Sports News Without Fear, Favor or Compromise
Sports News Without Fear, Favor or Compromise
Illustration for article titled Yankees Tickets Are A Dollar, Seats Are Empty, And Theyre Trying To Blame StubHub

I'm going to tell you something, and then I'm going to ask you a question. The Yankees are having attendance issues. They aren't selling enough tickets, and for the ones that are being sold, they're being undercut by StubHub, which offers them for well below face value. Now the question: do you feel any sympathy? Any at all? No? Good, you still have a soul.

"We believe there are serious issues with the StubHub relationship," team president Randy Levine told The Post yesterday. "We are actively reviewing more fan-friendly alternatives for next year."


Randy and I have a very different definition of fan-friendly, because right now on StubHub, I see hundreds of tickets for tonight's game for under five dollars. And if you tune in tonight, you'll notice many of those unsold seats will remain unsold.

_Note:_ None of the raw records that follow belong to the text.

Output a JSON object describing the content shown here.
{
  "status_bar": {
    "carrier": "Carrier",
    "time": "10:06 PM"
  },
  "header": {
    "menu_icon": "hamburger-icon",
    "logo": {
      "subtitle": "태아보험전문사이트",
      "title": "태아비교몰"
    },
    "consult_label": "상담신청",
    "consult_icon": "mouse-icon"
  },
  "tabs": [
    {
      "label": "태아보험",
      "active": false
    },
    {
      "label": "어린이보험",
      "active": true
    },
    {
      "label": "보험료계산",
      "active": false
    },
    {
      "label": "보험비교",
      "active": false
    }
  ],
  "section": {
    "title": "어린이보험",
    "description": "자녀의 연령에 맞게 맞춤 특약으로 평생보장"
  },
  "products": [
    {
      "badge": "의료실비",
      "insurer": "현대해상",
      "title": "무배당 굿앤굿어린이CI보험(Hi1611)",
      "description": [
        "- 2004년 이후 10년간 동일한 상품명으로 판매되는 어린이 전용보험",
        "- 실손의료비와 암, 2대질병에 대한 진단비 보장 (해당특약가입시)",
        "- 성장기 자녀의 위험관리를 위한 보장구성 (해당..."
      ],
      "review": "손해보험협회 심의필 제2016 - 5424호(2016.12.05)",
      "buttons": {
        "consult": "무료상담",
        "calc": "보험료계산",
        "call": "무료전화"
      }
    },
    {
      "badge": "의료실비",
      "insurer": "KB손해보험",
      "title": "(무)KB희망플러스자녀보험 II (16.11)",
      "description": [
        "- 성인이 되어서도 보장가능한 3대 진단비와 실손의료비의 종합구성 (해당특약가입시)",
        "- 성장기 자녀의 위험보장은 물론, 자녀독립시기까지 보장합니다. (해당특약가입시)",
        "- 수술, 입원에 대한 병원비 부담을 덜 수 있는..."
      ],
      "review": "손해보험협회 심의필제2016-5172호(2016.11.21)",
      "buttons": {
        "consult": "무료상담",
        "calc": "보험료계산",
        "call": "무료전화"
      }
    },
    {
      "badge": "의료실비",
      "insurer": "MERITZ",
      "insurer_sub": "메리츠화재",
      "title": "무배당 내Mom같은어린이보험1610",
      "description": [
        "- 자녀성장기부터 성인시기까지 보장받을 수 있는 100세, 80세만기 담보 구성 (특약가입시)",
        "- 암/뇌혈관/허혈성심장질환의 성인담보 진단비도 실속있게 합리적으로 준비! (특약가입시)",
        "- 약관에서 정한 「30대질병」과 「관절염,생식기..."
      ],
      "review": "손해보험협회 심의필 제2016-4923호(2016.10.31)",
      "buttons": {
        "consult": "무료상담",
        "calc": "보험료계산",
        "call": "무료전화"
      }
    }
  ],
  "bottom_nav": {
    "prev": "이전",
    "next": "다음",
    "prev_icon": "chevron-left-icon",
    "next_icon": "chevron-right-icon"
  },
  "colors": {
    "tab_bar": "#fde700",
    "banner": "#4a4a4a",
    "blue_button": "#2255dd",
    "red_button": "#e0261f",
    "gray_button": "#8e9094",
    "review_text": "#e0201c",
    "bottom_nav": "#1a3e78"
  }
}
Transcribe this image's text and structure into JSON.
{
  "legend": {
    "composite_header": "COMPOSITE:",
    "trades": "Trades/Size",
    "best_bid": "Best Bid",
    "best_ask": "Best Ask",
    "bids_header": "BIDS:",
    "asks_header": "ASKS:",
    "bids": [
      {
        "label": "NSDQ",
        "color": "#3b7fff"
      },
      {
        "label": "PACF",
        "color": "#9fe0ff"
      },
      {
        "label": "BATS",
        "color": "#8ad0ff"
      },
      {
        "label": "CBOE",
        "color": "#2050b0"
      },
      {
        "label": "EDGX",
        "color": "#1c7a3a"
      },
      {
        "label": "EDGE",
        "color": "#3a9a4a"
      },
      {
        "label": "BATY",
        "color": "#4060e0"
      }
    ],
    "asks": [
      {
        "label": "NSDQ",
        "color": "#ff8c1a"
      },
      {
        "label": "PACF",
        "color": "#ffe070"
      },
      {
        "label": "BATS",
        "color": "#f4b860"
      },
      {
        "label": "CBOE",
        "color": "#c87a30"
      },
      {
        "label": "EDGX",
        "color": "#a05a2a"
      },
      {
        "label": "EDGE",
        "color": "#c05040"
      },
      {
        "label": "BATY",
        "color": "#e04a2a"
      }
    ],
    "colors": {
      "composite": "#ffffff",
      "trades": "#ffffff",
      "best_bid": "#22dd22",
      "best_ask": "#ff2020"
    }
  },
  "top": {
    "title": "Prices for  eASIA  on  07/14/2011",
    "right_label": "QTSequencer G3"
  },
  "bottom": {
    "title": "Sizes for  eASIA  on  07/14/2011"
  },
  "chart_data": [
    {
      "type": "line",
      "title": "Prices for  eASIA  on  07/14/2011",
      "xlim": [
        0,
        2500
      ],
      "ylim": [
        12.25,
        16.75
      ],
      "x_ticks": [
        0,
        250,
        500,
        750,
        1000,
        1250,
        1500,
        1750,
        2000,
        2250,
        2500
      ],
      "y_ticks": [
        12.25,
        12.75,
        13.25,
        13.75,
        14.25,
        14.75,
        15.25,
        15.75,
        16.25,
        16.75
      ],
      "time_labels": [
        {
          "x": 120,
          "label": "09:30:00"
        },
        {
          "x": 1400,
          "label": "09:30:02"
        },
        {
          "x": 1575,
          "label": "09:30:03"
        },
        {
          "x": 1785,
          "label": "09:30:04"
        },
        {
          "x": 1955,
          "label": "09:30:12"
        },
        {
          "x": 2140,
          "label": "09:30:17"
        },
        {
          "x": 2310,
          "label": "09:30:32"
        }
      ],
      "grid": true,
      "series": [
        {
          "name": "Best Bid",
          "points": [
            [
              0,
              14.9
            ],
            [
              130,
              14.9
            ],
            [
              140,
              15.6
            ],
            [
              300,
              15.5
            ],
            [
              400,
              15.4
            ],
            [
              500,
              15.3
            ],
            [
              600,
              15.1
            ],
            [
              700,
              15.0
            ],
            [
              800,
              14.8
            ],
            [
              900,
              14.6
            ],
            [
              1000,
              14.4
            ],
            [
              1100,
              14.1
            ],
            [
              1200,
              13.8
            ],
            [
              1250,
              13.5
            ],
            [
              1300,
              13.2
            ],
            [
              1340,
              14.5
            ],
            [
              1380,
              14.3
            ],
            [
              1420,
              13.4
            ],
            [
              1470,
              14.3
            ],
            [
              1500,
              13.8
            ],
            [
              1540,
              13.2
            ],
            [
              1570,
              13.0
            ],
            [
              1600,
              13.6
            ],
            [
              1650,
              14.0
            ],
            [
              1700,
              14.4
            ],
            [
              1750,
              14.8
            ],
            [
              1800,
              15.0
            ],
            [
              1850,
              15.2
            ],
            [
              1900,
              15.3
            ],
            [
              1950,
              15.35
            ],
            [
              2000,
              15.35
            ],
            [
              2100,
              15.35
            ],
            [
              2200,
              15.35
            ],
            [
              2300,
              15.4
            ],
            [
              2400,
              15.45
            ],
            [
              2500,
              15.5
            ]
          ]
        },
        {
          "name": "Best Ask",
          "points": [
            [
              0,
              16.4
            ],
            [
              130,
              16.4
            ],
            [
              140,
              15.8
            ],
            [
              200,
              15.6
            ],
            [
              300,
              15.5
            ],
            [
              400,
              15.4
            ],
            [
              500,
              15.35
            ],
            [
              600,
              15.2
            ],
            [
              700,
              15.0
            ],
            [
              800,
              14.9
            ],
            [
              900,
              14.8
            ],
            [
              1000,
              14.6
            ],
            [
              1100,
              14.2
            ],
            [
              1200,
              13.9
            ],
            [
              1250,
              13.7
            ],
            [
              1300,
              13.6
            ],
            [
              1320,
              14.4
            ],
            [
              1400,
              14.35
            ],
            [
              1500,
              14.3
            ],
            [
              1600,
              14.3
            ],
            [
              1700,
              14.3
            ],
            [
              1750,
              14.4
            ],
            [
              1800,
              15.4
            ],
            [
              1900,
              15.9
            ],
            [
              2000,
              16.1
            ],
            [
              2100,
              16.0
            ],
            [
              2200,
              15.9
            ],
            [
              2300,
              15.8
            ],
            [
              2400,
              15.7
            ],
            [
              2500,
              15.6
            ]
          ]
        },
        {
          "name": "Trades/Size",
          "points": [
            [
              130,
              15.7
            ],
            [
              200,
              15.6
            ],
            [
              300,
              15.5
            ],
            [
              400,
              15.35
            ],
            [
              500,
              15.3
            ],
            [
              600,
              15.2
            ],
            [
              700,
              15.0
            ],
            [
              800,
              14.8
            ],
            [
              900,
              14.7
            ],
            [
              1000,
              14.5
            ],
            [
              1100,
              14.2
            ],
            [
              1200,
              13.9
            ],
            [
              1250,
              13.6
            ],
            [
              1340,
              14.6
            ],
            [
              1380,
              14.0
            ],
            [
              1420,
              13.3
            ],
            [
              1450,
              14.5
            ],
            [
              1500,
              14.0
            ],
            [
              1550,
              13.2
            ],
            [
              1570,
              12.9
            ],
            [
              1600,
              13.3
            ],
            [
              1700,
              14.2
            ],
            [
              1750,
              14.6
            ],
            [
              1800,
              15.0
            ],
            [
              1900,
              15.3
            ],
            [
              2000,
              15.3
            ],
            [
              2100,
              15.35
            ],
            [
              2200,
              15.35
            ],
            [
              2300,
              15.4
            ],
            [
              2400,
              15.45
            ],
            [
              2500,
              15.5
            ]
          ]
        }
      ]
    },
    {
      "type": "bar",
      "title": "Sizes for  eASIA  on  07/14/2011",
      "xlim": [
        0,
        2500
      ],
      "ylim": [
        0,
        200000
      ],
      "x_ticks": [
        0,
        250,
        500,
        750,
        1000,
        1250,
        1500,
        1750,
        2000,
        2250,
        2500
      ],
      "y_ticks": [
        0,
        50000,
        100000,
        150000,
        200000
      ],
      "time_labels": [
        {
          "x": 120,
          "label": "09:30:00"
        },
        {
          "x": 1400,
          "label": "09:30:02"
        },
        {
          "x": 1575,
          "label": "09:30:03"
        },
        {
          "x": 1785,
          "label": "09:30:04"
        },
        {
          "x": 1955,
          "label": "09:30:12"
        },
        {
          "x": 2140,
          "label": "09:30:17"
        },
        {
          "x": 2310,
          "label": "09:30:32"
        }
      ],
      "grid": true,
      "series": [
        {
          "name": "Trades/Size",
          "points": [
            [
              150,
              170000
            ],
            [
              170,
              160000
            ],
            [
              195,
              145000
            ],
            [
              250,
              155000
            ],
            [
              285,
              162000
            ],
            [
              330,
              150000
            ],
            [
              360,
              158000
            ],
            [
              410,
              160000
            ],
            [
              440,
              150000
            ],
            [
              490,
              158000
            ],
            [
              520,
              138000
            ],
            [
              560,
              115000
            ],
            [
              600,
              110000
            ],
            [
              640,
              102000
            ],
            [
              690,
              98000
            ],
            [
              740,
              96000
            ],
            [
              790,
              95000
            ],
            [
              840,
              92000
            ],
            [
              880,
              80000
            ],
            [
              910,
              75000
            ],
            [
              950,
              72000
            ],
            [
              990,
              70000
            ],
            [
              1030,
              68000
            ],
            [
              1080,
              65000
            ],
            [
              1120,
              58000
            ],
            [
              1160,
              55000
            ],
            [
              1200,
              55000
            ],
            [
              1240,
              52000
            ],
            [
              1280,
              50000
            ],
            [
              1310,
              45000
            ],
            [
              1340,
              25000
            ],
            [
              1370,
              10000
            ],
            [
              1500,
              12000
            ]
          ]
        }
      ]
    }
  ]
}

There are a few related issues at play here, but it all stems from MLB's five-year contract with StubHub. The deal, which expires after this season, makes StubHub the official "ticket reseller" of every team. How it worked, back in the go-go aughts: StubHub would get their cut from each scalped ticket, often grotesquely above face value. The Yankees would easily sell out their stock, as face value represented the cheapest way to buy. Season ticket holders would renew their plans, knowing they could profit on the resale market.

Now, demand has gone down. The season ticket holders have learned they're going to have problems reselling their seats, so season plans sales are down a few thousand. No one's buying from the Yankees' box office, because they know they can get cheaper seats on StubHub. The result: attendance is down nine percent at Yankee Stadium off of last year, even as it's up across baseball.

The Yankees have been bitching about this all year, but how it's StubHub's fault is anyone's guess. Yankee tickets are freaking expensive, and the luster of a new stadium wears off quickly. Empty seats and rock bottom prices? That's the market talking, and you'd expect the MLB embodiment of unrestrained capitalism to understand that.


Two teams who don't mind the StubHub partnership? The Phillies and Red Sox, who have managed to keep their "sellout" streaks alive only through the secondary market. Even if those seats go empty, the teams can still claim to have sold all their tickets.